Alle deskundigen weten nu op basis van wetenschappelijk vastgestelde statistische gegevens dat van de 16e tot de 18e eeuw ongeacht de mortaliteit het aantal blanke slaven (1 250 000) dat van de zwarte Afrikanen (800.000) verkocht in Amerika ruimschoots overtreft. Van 400 IJslanders gevangen genomen in 1627 bleven 8 jaar later er slechts 70 over.
Een poster uit 1785 van de drukkerij van de weduwe Sibié, drukker van de koning in de stad gecontroleerd door de ordes van de Drie-eenheid en die van de Dankbaarheid heeft ons het een overzichtelijk detail van 314 Franse slaven die waren vrijgekocht in Algiers. Dit document is een ware bron van informatie. Men vindt er een tabel met de naam en de leeftijd van de slaven op het moment van gijzeling, de duur van hun gevangenschap en hun afkomst per parochie en bisdom. Een snelle statistische berekening leert ons dat de gemiddelde duur van de slavernij in deze groep 9 jaar is. 25 van hen komen uit Guyenne, 32 uit de Languedoc en 11 uit de Roussillon.

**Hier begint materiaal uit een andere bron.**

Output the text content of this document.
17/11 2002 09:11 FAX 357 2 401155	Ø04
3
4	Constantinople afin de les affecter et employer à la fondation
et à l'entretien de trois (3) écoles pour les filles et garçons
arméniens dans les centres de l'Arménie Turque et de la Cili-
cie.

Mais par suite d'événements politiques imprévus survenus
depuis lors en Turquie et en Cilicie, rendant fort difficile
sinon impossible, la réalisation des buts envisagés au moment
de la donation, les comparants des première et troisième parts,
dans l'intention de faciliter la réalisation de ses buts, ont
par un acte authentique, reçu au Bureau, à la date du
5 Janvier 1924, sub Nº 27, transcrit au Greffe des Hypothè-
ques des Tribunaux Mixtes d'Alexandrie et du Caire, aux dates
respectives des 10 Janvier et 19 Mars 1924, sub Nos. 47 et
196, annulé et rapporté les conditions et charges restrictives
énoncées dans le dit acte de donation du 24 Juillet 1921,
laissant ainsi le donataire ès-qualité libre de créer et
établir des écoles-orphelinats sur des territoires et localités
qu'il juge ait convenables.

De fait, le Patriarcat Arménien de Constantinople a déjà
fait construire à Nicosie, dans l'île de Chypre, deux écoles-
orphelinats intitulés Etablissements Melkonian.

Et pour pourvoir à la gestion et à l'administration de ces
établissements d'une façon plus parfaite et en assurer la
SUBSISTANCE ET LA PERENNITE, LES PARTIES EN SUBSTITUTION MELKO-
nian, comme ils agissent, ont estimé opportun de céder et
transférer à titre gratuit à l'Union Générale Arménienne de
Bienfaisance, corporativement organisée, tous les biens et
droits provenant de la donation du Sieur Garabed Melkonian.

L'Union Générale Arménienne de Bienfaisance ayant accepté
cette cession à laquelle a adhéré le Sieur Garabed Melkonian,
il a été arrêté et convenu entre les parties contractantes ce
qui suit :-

Thomas Nivet uit Montferrier (Perpignan), werd op 68 jarige leeftijd vrijgelaten na 35 jaar slavernij. Jean Fillon 59 jaar van Beziers na 30 jaar gevangenschap. Pierre Tourron 46 jaar uit Saint Vincent (Carcassonne) leed slechts 17 jaar. Prosper Cathala 32 jaar uit Brousse (Narbonne) verloor slechts 7 jaar van zijn leven. Nicolas Faye 22 jaar uit Saintes werd slechts twee maanden gevangen gehouden. Evenzo Baudire Michel 35 jaar uit Argelès (Perpignan) heeft slechts twee maanden van slavernij gekend.